Better education programs are needed to correct the serious problem of variability in radiologists' BI-RADS assessment interpretation in population-based breast cancer screening, Spanish researchers have recommended.
Mammography is not a perfect screening method and efforts have been made to improve its accuracy, such as double reading, but few studies have analyzed observer variability in mammography interpretation using BI-RADS assessment as well as breast density categories.
In a study published online on 19 September in the British Journal of Radiology, researchers assessed inter- and intraobserver agreement regarding assessment and breast density in a breast cancer screening program in Barcelona, Spain. They also investigated the association between female characteristics and BI-RADS discordance.
In a stratified random sample of 100 mammograms, 13 histopathologically confirmed breast cancers were found, along with 51 true-negative and 36 false-positive results, according to principal investigator Dr. Xavier Castells, PhD, from Servei d'Epidemiologia i Avaluació, Hospital del Mar - Parc de Salut Mar, in Barcelona. Twenty-one expert radiologists from radiological units of breast cancer screening programs in Catalonia, Spain, reviewed the mammography images twice within a six-month interval.
The readers described each mammogram using BI-RADS assessment and breast density categories. Inter- and intraradiologist agreement was assessed using percentage concordance and the kappa (κ) statistic.
The researchers found fair interobserver agreement for the BI-RADS assessment (κ = 0.37, 95% confidence interval [CI]: 0.36-0.38). When the categories were collapsed in terms of whether additional evaluation was required (categories III, 0, IV, V) or not (I and II), moderate agreement was found (κ = 0.53, 95% CI: 0.52-0.54).
Intraobserver agreement for BI-RADS assessment was moderate using all categories (κ = 0.53, 95% CI: 0.50-0.55), and substantial on recall (κ = 0.66, 95% CI: 0.63-0.70).
When it came to breast density, inter- and intraradiologist agreement was substantial (κ = 0.73, 95% CI: 0.72-0.74 and κ = 0.69, 95% CI: 0.68-0.70), according to the researchers.
"Although the most frequent disagreement in BI-RADS assessment was found between categories I or II and category III, a nonnegligible discordance between categories I or II and categories IV or V was found, especially in cases of cancer," the researchers wrote.

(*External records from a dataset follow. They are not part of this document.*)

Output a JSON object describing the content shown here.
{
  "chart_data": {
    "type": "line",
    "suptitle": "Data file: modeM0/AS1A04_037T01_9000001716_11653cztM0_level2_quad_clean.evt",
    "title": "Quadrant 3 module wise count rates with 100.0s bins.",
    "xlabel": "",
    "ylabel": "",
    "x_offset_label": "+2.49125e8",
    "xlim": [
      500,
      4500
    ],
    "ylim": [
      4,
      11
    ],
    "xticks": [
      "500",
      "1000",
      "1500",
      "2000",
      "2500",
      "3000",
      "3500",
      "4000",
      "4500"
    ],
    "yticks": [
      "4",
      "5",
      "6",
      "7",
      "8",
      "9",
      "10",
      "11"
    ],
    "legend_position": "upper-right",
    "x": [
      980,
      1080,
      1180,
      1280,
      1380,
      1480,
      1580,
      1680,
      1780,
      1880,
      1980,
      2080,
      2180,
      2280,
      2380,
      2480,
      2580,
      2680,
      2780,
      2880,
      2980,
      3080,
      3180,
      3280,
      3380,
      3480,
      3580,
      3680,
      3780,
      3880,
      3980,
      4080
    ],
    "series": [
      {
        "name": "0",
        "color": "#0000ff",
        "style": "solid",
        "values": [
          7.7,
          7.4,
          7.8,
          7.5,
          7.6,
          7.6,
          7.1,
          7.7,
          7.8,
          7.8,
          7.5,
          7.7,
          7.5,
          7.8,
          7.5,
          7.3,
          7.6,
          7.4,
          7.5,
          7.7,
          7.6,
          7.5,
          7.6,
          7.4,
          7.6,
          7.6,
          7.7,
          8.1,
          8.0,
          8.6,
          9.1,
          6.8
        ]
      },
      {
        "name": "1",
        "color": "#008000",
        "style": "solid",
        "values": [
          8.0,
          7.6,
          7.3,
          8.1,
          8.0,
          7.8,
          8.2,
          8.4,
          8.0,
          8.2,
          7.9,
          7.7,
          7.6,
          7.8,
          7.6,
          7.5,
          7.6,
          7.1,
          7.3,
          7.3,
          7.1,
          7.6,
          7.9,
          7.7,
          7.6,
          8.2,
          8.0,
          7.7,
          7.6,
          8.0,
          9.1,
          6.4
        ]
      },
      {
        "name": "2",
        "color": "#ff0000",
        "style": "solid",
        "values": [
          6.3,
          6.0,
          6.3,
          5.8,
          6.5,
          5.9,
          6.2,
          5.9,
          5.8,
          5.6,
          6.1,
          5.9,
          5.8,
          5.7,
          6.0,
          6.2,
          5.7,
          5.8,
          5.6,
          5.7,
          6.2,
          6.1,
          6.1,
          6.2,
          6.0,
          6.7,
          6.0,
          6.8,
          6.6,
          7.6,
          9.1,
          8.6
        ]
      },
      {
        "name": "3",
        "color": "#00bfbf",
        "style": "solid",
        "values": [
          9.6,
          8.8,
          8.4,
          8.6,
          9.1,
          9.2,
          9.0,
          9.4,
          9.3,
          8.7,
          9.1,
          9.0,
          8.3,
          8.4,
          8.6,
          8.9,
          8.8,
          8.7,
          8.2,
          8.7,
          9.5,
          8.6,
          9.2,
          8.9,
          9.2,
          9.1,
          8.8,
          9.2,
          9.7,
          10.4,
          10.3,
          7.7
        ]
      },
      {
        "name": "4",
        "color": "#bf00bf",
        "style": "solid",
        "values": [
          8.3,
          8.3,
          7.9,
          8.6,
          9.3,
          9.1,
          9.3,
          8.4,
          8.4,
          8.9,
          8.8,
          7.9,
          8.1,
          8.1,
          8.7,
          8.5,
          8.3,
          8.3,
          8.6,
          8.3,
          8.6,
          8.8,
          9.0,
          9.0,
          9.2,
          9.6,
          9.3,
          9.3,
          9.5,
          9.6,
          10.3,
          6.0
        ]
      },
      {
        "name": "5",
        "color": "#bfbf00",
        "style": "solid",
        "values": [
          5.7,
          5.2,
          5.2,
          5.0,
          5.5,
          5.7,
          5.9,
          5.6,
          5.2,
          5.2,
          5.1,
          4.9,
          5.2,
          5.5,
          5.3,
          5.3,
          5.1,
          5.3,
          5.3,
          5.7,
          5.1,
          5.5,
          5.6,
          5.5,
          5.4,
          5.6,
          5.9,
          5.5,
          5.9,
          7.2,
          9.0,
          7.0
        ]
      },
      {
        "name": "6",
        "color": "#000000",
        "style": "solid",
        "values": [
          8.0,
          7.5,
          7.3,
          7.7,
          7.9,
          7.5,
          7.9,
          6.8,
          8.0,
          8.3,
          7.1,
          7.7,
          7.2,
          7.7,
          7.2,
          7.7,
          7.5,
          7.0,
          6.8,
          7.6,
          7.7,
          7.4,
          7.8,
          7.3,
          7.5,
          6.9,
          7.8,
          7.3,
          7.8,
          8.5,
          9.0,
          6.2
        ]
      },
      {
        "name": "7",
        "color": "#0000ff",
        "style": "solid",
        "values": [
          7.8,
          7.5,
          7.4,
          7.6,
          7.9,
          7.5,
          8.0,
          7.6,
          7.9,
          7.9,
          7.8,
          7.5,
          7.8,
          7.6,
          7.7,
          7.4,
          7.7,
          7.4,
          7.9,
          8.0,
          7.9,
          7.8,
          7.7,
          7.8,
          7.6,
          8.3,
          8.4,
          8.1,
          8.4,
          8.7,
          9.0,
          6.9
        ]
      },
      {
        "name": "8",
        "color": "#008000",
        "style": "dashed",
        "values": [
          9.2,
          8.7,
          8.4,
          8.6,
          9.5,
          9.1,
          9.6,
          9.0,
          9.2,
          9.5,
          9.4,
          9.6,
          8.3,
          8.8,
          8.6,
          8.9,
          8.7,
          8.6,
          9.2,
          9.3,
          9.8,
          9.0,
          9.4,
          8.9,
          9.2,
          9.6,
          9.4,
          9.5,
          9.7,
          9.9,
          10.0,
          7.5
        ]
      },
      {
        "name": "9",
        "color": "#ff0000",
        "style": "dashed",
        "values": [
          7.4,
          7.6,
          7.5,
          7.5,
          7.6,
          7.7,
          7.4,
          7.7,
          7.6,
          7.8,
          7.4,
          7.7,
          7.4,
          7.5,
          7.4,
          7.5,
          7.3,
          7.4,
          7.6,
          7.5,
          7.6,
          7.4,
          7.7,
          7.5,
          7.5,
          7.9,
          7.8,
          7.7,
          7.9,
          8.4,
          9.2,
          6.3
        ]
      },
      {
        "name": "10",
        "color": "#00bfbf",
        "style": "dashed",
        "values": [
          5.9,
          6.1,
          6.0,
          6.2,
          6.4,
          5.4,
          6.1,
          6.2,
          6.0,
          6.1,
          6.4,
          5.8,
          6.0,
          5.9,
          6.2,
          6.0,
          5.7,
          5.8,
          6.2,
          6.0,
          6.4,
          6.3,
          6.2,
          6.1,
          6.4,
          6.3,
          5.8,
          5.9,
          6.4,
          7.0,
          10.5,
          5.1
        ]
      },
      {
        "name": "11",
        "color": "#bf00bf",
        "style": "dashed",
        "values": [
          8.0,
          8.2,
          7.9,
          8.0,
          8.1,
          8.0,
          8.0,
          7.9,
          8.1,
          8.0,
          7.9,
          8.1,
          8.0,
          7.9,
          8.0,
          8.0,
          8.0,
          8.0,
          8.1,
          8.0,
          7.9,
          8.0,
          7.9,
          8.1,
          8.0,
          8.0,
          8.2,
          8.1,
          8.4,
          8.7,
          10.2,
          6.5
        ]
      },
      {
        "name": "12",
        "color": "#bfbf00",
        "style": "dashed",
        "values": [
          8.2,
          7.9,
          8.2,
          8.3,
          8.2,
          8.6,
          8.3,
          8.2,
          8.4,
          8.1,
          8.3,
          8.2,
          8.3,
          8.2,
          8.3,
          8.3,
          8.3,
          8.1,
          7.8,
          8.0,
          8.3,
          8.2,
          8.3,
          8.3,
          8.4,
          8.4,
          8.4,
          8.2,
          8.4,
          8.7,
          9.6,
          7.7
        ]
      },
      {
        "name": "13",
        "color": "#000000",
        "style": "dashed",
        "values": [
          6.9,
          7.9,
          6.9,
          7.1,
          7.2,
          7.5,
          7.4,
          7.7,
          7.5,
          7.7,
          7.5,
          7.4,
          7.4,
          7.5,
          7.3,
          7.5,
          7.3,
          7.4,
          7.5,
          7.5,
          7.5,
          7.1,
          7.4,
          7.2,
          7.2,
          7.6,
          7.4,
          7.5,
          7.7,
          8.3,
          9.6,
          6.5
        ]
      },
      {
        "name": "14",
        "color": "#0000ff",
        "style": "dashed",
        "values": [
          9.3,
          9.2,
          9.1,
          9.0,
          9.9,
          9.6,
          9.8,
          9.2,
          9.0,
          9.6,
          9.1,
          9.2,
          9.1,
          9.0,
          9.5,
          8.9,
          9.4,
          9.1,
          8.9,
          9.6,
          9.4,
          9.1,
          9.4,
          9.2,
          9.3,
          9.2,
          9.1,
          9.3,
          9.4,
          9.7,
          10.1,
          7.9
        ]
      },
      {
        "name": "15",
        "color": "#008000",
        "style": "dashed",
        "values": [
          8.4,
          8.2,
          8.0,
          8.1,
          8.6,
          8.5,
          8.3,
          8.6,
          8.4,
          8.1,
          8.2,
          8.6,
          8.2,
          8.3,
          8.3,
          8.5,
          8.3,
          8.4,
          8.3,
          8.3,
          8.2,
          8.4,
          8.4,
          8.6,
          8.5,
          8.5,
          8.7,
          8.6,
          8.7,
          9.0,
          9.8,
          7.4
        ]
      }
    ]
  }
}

Previous studies have also reported fair to moderate variability in interobserver mammographic interpretation, but these studies were performed in different settings -- they sometimes included diagnostic and screening mammograms, the breast disease status varied greatly, only some studies used BI-RADS classification, and they presented variations in the sample sizes and the experience of participating radiologists.
The current study was conducted on a subsample of an earlier study, and the researchers attempted to balance a high number of experienced radiologists with a sufficient number of mammograms and a period between readings long enough to avoid memory bias.
There is more agreement between adjacent categories than between distant categories, which may be positively interpreted for breast density, but disagreement between adjacent categories of BI-RADS assessment may be very relevant.
"BI-RADS assessment categories were ordered according to their positive predictive value but, for example, disagreement between categories II and III means that one of the radiologists has detected a benign lesion and finds no reason to recall and the other has found a probably benign lesion and recommends further assessment," the authors noted. "In fact, the information that females get, which is what modifies the next step, is recall for further assessment."
Castells and colleagues found when analyzing concordance between no recall (categories I and II) and recall that although they are the lowest, the frequencies of disagreement between no recall and categories IV and V (suspicious of malignancy) are nonnegligible.
"This is especially important in the group of 13 females with cancer: Of 2,730 possible pairs of radiologists, 88 pairs would have disagreed on recall," they wrote. "This clearly supports the need for double reading in population-based screening programs."
The authors admit there are some limitations to their study. The observed agreement might be different from the overall agreement within a population-based breast cancer screening program as breast cancer cases are overrepresented. Also, they did not measure the agreement before and after the BI-RADS instruction session, so they don't know whether it had any effect on agreement and they don't know whether agreement could be affected by the lack of information on the subjects' characteristics or access to prior mammograms, which readers may have had in the context of a population-based screening program. Lastly, it would have been interesting to know the agreement among radiologists taking into account the different types of lesions and breast density.
Double reading should be recommended in the context of population-based screening programs while radiologists' variability in the BI-RADS assessment interpretation is not reduced, the researchers concluded.